Tem mais: 99 dos 100 torrents de música mais populares do KickassTorrents tem algum tipo de infração, nas palavras de Brad Buckles.

RIAA

O líder da RIAA usou todos esses números para contestar a forma como a BitTorrent Inc. lida com o assunto. Para Buckles, não faz sentido a empresa afirmar ser contra a pirataria, mas nada fazer para combater o problema.

Existe até certa arrogância, no entendimento da RIAA. Na carta, Buckles cita a declaração de Matt Mason, chefe de conteúdo da BitTorrent, de que a pirataria ocorre fora do ecossistema da empresa. A RIAA rebate sob o argumento de que os mais populares clientes de torrents da atualidade, o uTorrent e o BitTorrent (ambos da BitTorrent Inc.), são usados por milhões de pessoas e o número de infrações vindo daí supera muitas vezes a quantidade de notificações emitidas pela entidade até o momento.

Esses questionamentos não são novidade para a BitTorrent Inc. A companhia sempre se defendeu sob o argumento de que é responsável pelo protocolo que leva o seu nome, não pelo uso que se faz dele. Em uma analogia simplista, responsabilizá-la seria o mesmo que associar a construção da rua à fuga do ladrão.

No final das contas, o que a RIAA quer da BitTorrent? Que a empresa adote medidas rígidas para mitigar a pirataria — em outro tom, que fiscalize a rua.

BitTorrent

A RIAA propõe uma "parceria". A associação pode fornecer hashes de torrents associados à pirataria e a BitTorrent Inc., por sua vez, executa ações para evitar violação de direitos autorais. Esse ponto teve espaço para mais uma cutucada: "sabemos também que várias empresas oferecem serviços que ajudam a identificar sites e torrents ilegais que podem ser úteis à BitTorrent", diz um trecho da carta.

Ainda não houve resposta. Nem sei se haverá. Mas dá para apostar fácil que a BitTorrent Inc. não aceitará a "proposta", afinal, a companhia passou os últimos anos se desvencilhando com maestria de acusações e questionamentos sobre pirataria.

Uma decisão judicial ou outra pode até determinar a implementação de filtros ou qualquer mecanismo do tipo nos clientes de torrents, mas há várias complicações aí. Seria necessário, por exemplo, comprovar a ilegitimidade do conteúdo bloqueado — a RIAA sequer conseguiu dar certeza sobre as supostas infrações nos 500 torrents analisados.

Polêmicas ou não, as investidas da RIAA são compreensíveis. A pirataria afeta um modelo de negócio consolidado há anos e ninguém fica alheio a uma ameaça. Mas é exatamente aí que mora o problema. Os tempos são outros. A tecnologia estimula novas formas de consumo de conteúdo. Não atender adequadamente a essa demanda não fará as pessoas se contentarem com uma fórmula antiga.

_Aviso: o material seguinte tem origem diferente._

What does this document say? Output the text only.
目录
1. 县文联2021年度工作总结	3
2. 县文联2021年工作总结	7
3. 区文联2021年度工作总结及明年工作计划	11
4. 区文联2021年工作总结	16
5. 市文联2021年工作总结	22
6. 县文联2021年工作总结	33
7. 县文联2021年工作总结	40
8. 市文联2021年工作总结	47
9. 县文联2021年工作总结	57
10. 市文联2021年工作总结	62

Sabemos, historicamente, que restringir meios de compartilhamento não funciona. Um serviço pode até ser destruído, mas as pessoas vão encontrar outros caminhos. O que funciona é investir em modelos de negócio que se mostrem mais interessantes e práticos aos consumidores do que a pirataria, ainda que essa nova abordagem tenha que ser lapidada para dar retorno financeiro.

"Venda a sua arte, não a sua alma"

"Venda a sua arte, não a sua alma"

Serviços de streaming estão aí para provar que dá sim para trilhar caminhos mais ousados, ainda que o setor não tenha apresentado, até agora, sinais consistentes de lucratividade. Coincidência ou não, outro exemplo vem da própria BitTorrent. A companhia mantém desde 2013 o BitTorrent Bundle, serviço que oferece download de conteúdo via P2P, mas mediante pagamento de pequenos valores.

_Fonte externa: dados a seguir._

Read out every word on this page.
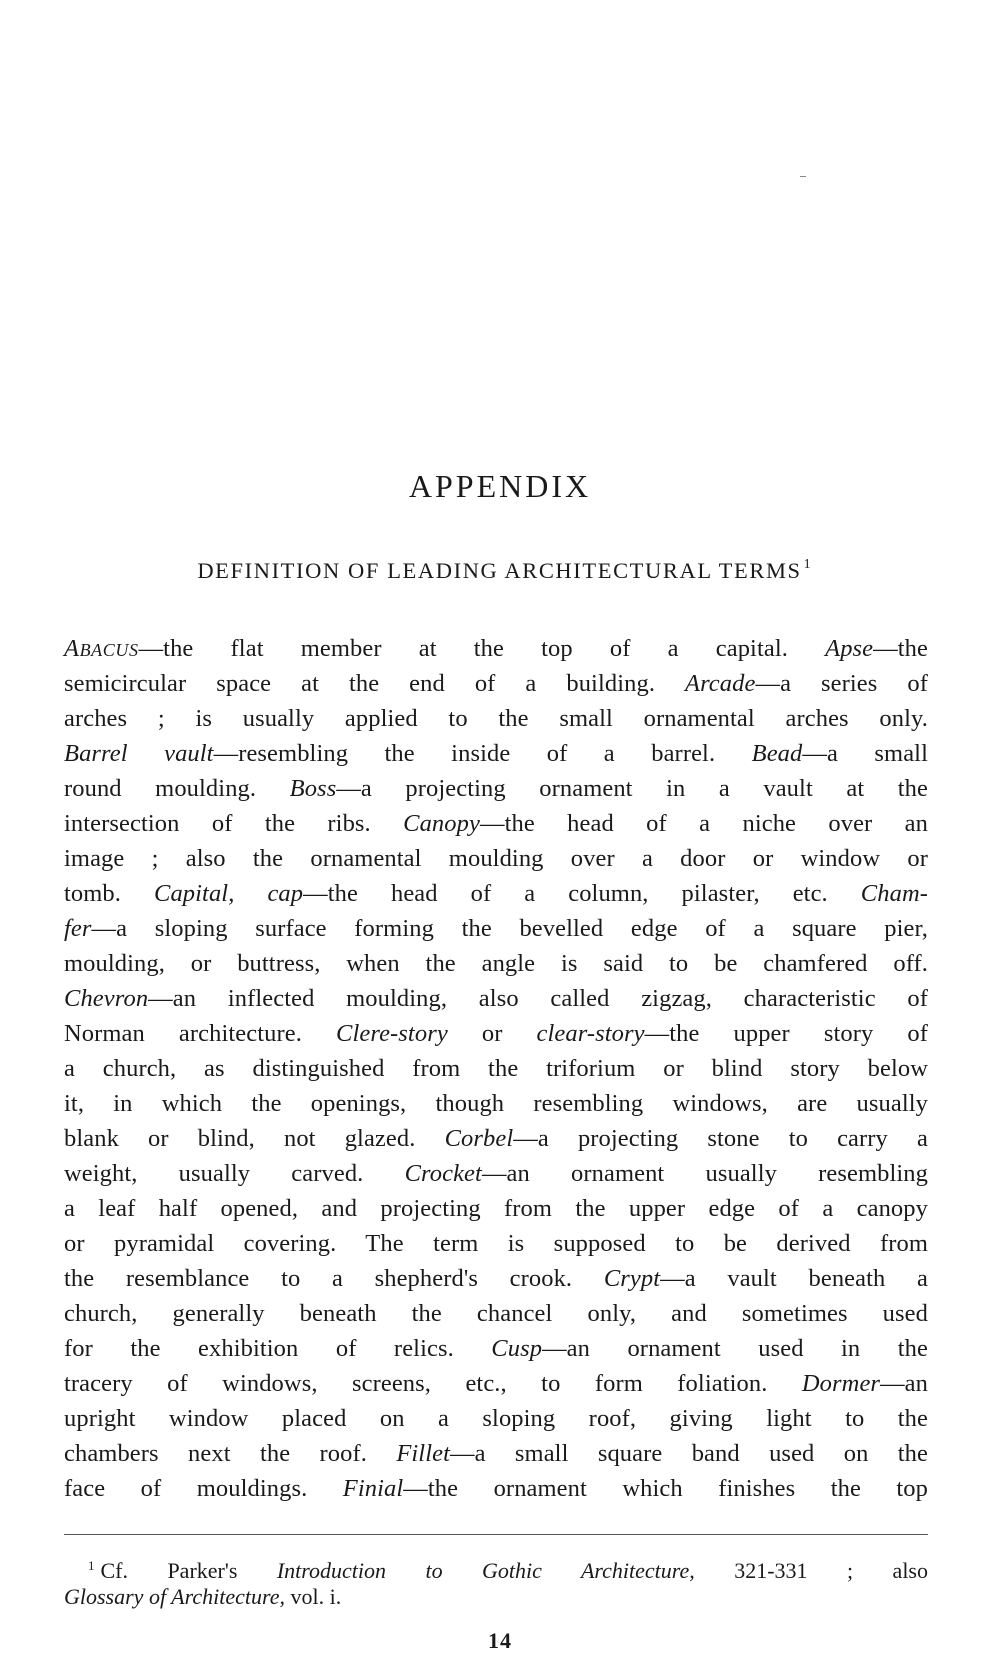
APPENDIX
DEFINITION OF LEADING ARCHITECTURAL TERMS $^1$
ABACUS—the flat member at the top of a capital. Apse—the
semicircular space at the end of a building. Arcade—a series of
arches ; is usually applied to the small ornamental arches only.
Barrel vault—resembling the inside of a barrel. Bead—a small
round moulding. Boss—a projecting ornament in a vault at the
intersection of the ribs. Canopy—the head of a niche over an
image ; also the ornamental moulding over a door or window or
tomb. Capital, cap—the head of a column, pilaster, etc. Cham-
fer—a sloping surface forming the bevelled edge of a square pier,
moulding, or buttress, when the angle is said to be chamfered off.
Chevron—an inflected moulding, also called zigzag, characteristic of
Norman architecture. Clere-story or clear-story—the upper story of
a church, as distinguished from the triforium or blind story below
it, in which the openings, though resembling windows, are usually
blank or blind, not glazed. Corbel—a projecting stone to carry a
weight, usually carved. Crocket—an ornament usually resembling
a leaf half opened, and projecting from the upper edge of a canopy
or pyramidal covering. The term is supposed to be derived from
the resemblance to a shepherd's crook. Crypt—a vault beneath a
church, generally beneath the chancel only, and sometimes used
for the exhibition of relics. Cusp—an ornament used in the
tracery of windows, screens, etc., to form foliation. Dormer—an
upright window placed on a sloping roof, giving light to the
chambers next the roof. Fillet—a small square band used on the
face of mouldings. Finial—the ornament which finishes the top
$^1$ Cf. Parker's Introduction to Gothic Architecture, 321-331 ; also
Glossary of Architecture, vol. i.
14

O BitTorrent Bundle ainda não tem uma base grande de conteúdo, mas vem aos poucos atraindo artistas, não só pela expectativa de remuneração (não há intermediários e o artista normalmente fica com 90% da arrecadação), mas também pela aproximação com o público que o modelo proporciona. Um dos apoiadores da ideia é ninguém menos que Thom Yorke, vocalista do Radiohead e ferrenho inimigo da maneira pouco generosa com a qual as gravadoras tradicionais tratam os artistas.